FI investments to insulate markets against FII impact

Written by Markets Bureau | Kolkata | Updated: Jan 23 2009, 05:42am hrs
The impact of foreign institutional investments on Indian markets is expected to diminish in coming years, according to Bombay Stock Exchange chairman Jagdish Capoor. FII holdings in Indian markets came down to $88 billion in December 2008 from a high of $259 billion in January.

According to Capoor, the impact of foreign institutional investments on Indian markets is expected to diminish with domestic institution flows expected to remain strong and insurance inflows becoming increasingly important.

FII inflows played a significant role in driving the bull market of the last four years. The fall in the Sensex that we have seen is directly related to the withdrawal of FII funds, he said. While some of the decline is on account of a fall in valuations, a large part is due to disinvestments by foreign institutions, he added.
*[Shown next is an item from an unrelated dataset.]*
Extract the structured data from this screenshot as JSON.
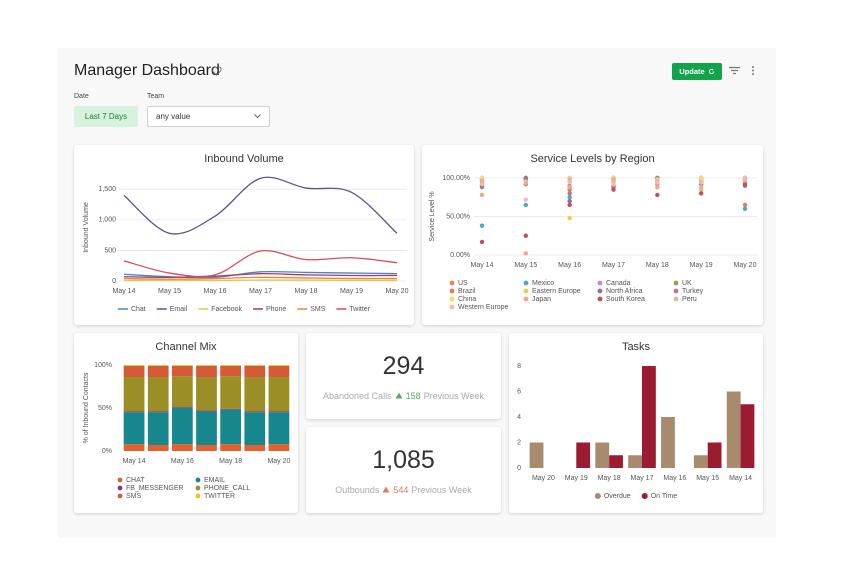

Capoor, present at an interactive session organised by the Indian Chamber of Commerce, said the markets are down on account of lower demand and decreased liquidity, particularly global. There are reasons to believe that India will reclaim the high growth trajectory in the medium to long term. Our markets are down not because of any intrinsic flaw in the business models of our companies.

Meanwhile, cash as a percentage of total assets under management was just above 6% in January 2008 and rose to 18% in November. Once the situation stabilises, mutual funds will deploy this cash in the equity market. This would definitely have an impact on market sentiment.

The price earning ratio of the Sensex is at 12x now, the lowest in twenty years. Similarly, the price/book value ratio is at 2.5x, the lowest in a decade. The dividend yield of the sensex is at 1.9%, against an all-time high of 2.6. From the valuations perspective, the markets are looking attractive for medium to long-term investment, Capoor said.